LİSTELER SEÇİMİ BELİRLER

     Isparta’dan örnek verecek olursak; AKP, 2004 yerel seçimlerinden bu yana, İl Başkanı dahil, bütün seçilmişlerini İstanbul’dan veya Ankara’dan yönlendirdi. Isparta merkezde yaşayan, partiyi kuran veya AKP’ye gönül verenlerin hepsinin de üstünü çizdi ve ithal adaylarla seçime girdi.

     Peki buna rağmen nasıl 3 milletvekili çıkardı?

     AKP’nin 3 milletvekili çıkarmasının nedeni AKP’nin başarısından değil, MHP’nin yanlış liste yapmasından kaynaklandı. MHP’deki hiçbir isme karşı değilim, ancak 3 ay çalışılıp, halkın hangi partiye oy vereceğine 10 saniye içinde karar verdiği bir sistem içerisinde partiler için risk her zaman için 0 olmalı diye düşünüyorum.

     Yine Hürriyet Gazetesi’nden Şükrü Küçükşahin, MHP’nin 2011 genel seçimlerinde aday belirlemedeki kriterlerini yazmış. Buna göre, MHP’deki aday listelerinde, ‘MHP'nin kimseye borcu kalmadı' teziyle bazı isimlerle yollar ayrılırken, çok sayıda yeni isim öne çıkarılacak. ‘Camiada saygın ve sadık bilinme' kriterleri adaylıkta ilk sıraya çekilecek.

     Bence, eğer listeler gerçekten bu kriterlere göre belirlenecekse geç kalınmış, doğru bir karar. Tabandan yetişen, davasına hizmet eden, partisi zor durumda iken bırakıp kaçmak yerine sorumluluk alan, siyaseti ve hizmeti yakından bilen ülkücülerin bu dönem listelerde kendilerine yer bulması gerekir.

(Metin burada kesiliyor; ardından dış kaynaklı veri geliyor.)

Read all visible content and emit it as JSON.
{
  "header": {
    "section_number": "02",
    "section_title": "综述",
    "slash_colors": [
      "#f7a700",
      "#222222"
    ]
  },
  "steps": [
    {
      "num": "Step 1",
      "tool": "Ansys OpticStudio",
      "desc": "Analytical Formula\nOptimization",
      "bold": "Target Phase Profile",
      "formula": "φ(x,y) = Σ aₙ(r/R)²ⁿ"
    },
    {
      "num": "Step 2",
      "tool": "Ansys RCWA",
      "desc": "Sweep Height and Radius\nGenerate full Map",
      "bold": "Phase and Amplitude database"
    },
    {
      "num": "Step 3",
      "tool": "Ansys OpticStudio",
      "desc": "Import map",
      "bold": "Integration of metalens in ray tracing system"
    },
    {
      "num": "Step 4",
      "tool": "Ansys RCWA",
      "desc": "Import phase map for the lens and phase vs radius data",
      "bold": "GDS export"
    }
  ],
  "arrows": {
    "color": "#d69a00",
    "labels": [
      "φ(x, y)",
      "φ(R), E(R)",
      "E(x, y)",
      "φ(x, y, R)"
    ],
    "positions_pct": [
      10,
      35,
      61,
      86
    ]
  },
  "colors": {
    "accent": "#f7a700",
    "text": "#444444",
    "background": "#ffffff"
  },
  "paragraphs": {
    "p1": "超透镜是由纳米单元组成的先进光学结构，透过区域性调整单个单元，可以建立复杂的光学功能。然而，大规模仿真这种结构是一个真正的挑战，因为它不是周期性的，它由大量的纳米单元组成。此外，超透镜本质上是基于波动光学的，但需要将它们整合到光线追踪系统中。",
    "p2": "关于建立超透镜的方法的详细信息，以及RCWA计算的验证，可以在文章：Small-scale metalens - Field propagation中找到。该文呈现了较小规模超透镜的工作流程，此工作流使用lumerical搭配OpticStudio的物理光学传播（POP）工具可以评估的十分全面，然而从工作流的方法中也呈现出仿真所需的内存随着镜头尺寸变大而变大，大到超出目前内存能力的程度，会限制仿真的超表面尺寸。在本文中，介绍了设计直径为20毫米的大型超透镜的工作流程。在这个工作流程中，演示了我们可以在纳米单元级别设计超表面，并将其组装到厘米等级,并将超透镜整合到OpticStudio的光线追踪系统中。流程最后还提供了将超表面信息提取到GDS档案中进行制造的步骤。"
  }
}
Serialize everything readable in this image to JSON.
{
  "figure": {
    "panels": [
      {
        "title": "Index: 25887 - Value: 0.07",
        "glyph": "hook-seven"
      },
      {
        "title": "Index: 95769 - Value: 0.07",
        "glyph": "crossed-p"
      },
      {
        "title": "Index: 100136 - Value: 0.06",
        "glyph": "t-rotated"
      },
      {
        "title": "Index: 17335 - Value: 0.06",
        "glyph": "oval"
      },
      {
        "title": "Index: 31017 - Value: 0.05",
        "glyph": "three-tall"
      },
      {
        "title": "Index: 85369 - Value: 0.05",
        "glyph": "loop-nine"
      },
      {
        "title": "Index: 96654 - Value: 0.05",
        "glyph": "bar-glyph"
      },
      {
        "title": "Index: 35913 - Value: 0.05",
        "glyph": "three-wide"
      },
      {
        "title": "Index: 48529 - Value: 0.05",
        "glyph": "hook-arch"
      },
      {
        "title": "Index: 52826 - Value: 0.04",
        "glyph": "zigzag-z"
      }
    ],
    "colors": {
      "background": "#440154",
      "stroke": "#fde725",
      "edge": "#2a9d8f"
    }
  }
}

RÜZGAR İYİ DEĞERLENDİRİLMELİ

     MHP, -Sayın Bahçeli geldiğinde de görüldüğü üzere- ilçelerde güçlü. Bahçeli’nin gittiği ilçelerdeki ilgi, alaka, halkın programlara katılımı son derece yerindeydi. MHP, özellikle ilçe, kasaba ve köylerde belli bir rüzgar yakalamış durumda. Bu rüzgarın sandığa yansıyabilmesinin en önemli etkeni de elbette listeler olacak.

     Parti politikaları, seçim beyannamesi gibi etkenler elbette belirleyici olacaktır ancak Isparta gibi Anadolu şehirlerinde genelde adaya oy veriliyor. İşte bu ve benzer sebepler için, listeler üzerinde iyi analiz yapmak, tabanın sesini net olarak duymak ve halkın isteklerine göre aday listesi belirlemek şart oldu.